As was acknowledged by the noble and learned Baroness and by the noble Lord, Lord Bach, we debated an element of trafficking last week when the Government accepted, in principle, much of what the noble and learned Baroness proposed in her amendment. We have agreed to return at Third Reading with amendments dealing with advice for victims of trafficking and we will certainly consider the points raised in this debate about including immigration advice with that. I think I indicated last week to the noble and learned Baroness that there will be engagement between her and officials in the Ministry of Justice.
In general, we believe that many immigration cases-I think my noble friend Lord Boswell touched on this-are relatively straightforward and individuals should be capable of dealing with their applications without the assistance of a lawyer. The issues raised are often not complex legal ones. I hear what the noble Lord, Lord Bach, said in reference to that. I do not have before me the details of that or whether it might fall into one of the exceptions that would be within scope.
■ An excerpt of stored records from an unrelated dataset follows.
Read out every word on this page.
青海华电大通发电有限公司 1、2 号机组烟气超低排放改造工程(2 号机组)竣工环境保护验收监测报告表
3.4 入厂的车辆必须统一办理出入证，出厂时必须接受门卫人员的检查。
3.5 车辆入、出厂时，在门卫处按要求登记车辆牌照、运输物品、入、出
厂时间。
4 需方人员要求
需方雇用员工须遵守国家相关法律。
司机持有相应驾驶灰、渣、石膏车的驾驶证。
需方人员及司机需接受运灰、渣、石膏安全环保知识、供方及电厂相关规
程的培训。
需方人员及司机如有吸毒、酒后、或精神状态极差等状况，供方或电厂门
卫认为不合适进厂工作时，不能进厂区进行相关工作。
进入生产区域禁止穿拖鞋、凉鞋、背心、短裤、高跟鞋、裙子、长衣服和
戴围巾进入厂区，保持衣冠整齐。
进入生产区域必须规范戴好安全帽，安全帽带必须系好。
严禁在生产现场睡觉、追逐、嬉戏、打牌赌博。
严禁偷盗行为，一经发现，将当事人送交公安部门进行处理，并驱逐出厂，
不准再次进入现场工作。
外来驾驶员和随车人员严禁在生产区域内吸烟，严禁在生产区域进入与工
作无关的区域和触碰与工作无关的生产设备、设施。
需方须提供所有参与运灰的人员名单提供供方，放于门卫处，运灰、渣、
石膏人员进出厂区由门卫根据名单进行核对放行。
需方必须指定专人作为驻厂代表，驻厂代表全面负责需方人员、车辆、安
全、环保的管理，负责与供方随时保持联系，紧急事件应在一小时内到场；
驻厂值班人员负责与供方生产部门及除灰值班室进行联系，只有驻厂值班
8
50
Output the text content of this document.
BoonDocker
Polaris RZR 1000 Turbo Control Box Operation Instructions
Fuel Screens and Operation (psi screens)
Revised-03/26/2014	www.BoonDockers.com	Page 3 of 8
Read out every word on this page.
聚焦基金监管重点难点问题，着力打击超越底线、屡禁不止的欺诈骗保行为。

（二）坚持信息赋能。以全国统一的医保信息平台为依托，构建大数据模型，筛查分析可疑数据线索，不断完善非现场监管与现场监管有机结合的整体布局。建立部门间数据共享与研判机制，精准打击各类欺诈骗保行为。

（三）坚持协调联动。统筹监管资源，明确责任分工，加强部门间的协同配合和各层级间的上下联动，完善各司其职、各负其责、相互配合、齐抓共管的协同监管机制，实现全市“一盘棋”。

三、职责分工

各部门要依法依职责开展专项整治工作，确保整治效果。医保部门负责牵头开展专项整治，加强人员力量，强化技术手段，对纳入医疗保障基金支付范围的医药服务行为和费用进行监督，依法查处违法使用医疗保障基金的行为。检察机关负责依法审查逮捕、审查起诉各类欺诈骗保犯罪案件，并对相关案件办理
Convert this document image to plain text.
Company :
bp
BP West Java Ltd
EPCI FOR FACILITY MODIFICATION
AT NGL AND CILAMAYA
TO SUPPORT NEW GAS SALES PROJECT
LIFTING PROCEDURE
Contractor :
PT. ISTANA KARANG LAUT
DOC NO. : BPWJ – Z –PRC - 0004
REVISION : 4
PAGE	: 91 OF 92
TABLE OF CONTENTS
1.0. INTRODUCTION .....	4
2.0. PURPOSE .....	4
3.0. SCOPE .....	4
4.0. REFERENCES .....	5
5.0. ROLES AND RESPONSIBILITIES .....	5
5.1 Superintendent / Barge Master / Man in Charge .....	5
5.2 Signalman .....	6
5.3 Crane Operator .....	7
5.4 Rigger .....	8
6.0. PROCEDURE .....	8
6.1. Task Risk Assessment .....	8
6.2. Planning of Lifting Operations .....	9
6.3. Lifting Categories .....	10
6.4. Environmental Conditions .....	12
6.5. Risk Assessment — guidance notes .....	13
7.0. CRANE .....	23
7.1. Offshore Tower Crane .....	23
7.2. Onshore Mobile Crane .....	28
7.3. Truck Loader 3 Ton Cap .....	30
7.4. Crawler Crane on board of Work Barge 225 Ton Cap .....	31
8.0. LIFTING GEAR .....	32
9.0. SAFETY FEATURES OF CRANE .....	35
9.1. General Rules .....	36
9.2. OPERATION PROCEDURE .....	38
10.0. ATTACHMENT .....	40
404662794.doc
Often they are about whether the facts of a particular case meet the Immigration Rules.
We have a tribunals system in this country where appeals are heard and interpreters are provided as necessary. Sharing some of the initial comments of the noble Lord, Lord Borrie, I hope that we have not lost sight of the original point of tribunals which was precisely to allow the resolution of disputes by individuals without the need for complex and expensive legal advice. Indeed, when the noble Lord, Lord Bach, was making his case, I had a similar thought to the one that the noble Lord, Lord Borrie, expressed that perhaps one answer to this would be to simplify the legislation. However, as he rightly points out, that is not on offer today and I cannot make any commitment on that. I think that the noble and learned Lord, Lord Woolf, said something very similar. It is something on which we, in Government, would do well to reflect. I am sure that many areas of administrative law-not just immigration-have grown in complexity over the years, as one layer of legislation has been laid on another.
I, too, agree that coming to or staying in the United Kingdom is of vital interest to those concerned, but practical, general advice and guidance can be available to help them. As we have already indicated, the Chancellor of the Exchequer will include details of substantial new funding for the advice sector when he announces the Budget. At a time of austerity, specialist legal advice on top of that is simply not justified. My noble friends Lord Newton and Lord Avebury spoke about the position of the citizens advice bureaux and the stringent regulations that were brought in by the previous Government. It is my understanding that the citizens advice bureaux can give immigration advice to level 1, which is low-level advice and assistance. Similarly, we will work with the Office of the Immigration Services Commissioner with a view to seeing whether we can exempt local authorities from regulation so that they can offer low-level advice and assistance as well.